2.黒幕人格のプロトタイプ
次に黒幕人格のいくつかのプロトタイプをご紹介しましょう。黒幕さんたちはいろいろな性質を帯びますが、以下に示すのはそのうちでも典型的なものです。
1) 自己破壊的な黒幕人格
黒幕さんの中にはネガティブな言動が非常に際立ち、きわめて厭世的で自己破壊的な方がいます。常に人生を終えることを考え、負のオーラを放ち続けます。就職がうまく行ったり、恋人が出来たりしてせっかく人生が軌道に乗った時に、突然職場や恋人の前で黒幕さんが現れて大暴れをし、台無しにしてしまうということも起きます。
以下に示す例は黒幕さんに典型的な「出現は一過性」という条件はあまり当てはまらず、比較的頻繁に出現したケースです。またこの方のように、黒幕さんの厭世的な性格や自殺念慮は鬱状態と絡んでいる可能性があることが少なくありません。

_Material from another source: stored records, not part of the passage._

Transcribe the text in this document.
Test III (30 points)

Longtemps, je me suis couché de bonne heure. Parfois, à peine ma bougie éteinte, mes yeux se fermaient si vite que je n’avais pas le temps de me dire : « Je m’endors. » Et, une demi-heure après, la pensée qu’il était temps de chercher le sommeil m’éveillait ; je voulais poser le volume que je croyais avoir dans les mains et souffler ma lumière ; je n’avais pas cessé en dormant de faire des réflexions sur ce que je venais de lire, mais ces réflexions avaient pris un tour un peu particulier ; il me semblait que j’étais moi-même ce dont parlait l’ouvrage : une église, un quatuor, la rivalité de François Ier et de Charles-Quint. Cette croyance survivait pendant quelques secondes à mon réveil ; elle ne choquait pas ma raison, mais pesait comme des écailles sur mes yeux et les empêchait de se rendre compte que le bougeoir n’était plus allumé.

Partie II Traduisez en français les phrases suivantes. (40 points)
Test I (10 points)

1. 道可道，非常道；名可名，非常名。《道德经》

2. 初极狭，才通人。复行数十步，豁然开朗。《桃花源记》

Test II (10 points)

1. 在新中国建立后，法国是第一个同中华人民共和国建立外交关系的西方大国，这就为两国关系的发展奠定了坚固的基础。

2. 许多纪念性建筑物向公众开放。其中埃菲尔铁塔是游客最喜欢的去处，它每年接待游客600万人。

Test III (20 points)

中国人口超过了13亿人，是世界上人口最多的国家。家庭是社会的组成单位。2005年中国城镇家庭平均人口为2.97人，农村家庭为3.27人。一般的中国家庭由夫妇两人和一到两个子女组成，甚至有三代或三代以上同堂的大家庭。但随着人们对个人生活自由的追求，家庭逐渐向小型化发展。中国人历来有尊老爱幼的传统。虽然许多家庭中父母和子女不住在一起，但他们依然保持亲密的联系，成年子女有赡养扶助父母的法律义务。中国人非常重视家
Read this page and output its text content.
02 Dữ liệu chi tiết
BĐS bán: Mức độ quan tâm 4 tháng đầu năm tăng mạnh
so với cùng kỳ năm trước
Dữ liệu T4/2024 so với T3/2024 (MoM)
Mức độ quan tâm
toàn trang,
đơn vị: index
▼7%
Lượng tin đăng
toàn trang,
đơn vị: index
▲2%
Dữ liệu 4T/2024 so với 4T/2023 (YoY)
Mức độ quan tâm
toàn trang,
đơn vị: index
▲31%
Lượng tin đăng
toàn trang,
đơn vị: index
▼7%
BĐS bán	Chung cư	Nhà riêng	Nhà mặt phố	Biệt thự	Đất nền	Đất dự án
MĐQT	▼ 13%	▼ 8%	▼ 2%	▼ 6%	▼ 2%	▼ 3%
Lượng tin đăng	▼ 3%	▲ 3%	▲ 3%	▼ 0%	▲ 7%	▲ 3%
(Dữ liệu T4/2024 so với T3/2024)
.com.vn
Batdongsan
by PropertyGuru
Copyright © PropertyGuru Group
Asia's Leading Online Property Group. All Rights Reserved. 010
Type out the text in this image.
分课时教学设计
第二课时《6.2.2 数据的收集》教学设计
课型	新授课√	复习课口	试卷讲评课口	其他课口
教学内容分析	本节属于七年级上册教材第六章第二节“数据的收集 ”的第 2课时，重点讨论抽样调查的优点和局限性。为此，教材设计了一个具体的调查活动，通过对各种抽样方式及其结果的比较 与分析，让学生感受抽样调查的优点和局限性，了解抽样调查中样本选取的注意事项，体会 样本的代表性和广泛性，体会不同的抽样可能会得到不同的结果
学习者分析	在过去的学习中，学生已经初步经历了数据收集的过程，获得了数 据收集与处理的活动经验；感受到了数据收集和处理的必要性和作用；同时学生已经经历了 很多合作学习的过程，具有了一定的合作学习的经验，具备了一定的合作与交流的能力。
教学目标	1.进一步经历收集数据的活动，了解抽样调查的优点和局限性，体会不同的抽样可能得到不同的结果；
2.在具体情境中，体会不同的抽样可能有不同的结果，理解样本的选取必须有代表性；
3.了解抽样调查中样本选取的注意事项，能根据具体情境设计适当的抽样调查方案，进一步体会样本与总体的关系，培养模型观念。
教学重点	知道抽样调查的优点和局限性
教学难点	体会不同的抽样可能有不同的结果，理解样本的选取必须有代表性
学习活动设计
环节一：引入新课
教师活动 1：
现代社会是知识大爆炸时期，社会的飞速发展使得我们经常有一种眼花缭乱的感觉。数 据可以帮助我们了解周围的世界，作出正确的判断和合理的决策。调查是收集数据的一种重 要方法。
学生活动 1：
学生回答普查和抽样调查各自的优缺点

ミキさん(主人格20代前半の女性)とミクさん(黒幕人格・女性)
<中略>
ミキさんのケースでは、面接開始から1年程、治療者は主人格と黒幕人格の違いに気づかずにいました。黒幕人格も別人格であることを気づかせないように振る舞っていたのです。幸い家族の協力もあり、黒幕人格の存在を治療者がきちんと認識してから、ようやく面接が進み始めた印象を持ちます。黒幕さんを認識してすぐは、彼女は主人格を装ったまま、治療者を試すような場面も見られました。<あなた、ほんとうにミキさん?ミクさんでは?>という問いかけをすることで、黒幕人格は治療者に一人の人格として認められた安心感を持ったようです。そしてミクさんは、「自分の自殺未遂のことを面接で取り扱ってほしい」と訴えるようになり、ようやく面接のスタートラインに立つことができたのです。